Mariah Carey’s Daydream. It was my first CD. My parents got it for me for Christmas, although I’m not sure why, because I’d never heard one Mariah Carey song before that, and she seemed like she was for old people (Tommy’s influence). I guess it was just meaningful because it was the first album that belonged to me and not my parents (though they have fantastic taste in music, and I tend to prefer the music of their youth over mine). I did listen to Daydream a lot, though. I remember singing “One Sweet Day” at my after school’s talent show — or at least, I remember someone singing it. It was over 20 years ago. I went to the YMCA for camp and after-school all through elementary and that was where I was most exposed to radio music, mostly hip-hop and R&B (shout out to Hot 97.1).

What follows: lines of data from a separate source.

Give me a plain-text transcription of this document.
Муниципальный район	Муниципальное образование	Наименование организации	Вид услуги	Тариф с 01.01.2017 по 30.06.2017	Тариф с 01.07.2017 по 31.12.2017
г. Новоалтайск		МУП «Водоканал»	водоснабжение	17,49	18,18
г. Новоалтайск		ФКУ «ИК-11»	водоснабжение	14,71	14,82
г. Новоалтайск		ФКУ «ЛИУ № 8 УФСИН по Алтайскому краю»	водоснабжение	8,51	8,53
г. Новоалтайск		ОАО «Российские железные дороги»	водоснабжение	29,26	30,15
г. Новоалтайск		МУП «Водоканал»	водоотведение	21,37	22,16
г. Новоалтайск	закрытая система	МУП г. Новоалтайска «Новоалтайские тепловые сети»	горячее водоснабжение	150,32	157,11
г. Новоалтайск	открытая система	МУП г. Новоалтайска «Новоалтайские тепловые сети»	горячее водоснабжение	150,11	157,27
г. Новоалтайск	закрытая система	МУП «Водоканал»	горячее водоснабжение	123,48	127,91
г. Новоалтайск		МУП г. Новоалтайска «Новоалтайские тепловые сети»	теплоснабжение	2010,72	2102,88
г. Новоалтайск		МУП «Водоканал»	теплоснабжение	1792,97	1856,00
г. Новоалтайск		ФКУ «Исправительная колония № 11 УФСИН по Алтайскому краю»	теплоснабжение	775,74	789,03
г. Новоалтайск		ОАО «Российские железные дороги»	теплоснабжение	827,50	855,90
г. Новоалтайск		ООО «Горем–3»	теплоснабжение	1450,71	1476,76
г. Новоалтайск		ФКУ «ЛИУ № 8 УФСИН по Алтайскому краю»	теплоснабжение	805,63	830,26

We were always singing and dancing, putting on shows. Unrelated, but Biggie Smalls’ mom was the receptionist at the YMCA, his daughter was in the Pre-K program, and her mom (his ex) was my counselor; she helped my group pick a song, choreograph, and practice. I didn’t know who any of these people were at the time, though; I learned our receptionist was his mom when she went to the 1999 VMAs with Tupac’s mom, and I found out about my counselor by watching a VH1 documentary a year or two later. Apparently Puff Daddy went to my YMCA to see his “niece” graduate from the Pre-K program, but I had just moved away so I missed it. I was heated. 

14. Tell me about a person you admire with your whole heart.

I’m obsessed with astrologer and energy worker Danielle Ayoka. I quit Twitter a year ago, but I still check her feed manually because I love the community of healing she’s building, and her insights are as blunt as they are insightful. She’s probably best known for her savage reading of the signs, but she also does remote energy healing; I’ve been a client for a few months now. I’ve watched her create new ways to serve her community; she’s constantly leveling up and I’m rooting for her hard. 

15. Tell me about a time you showed resilience and grace, even if it was tough.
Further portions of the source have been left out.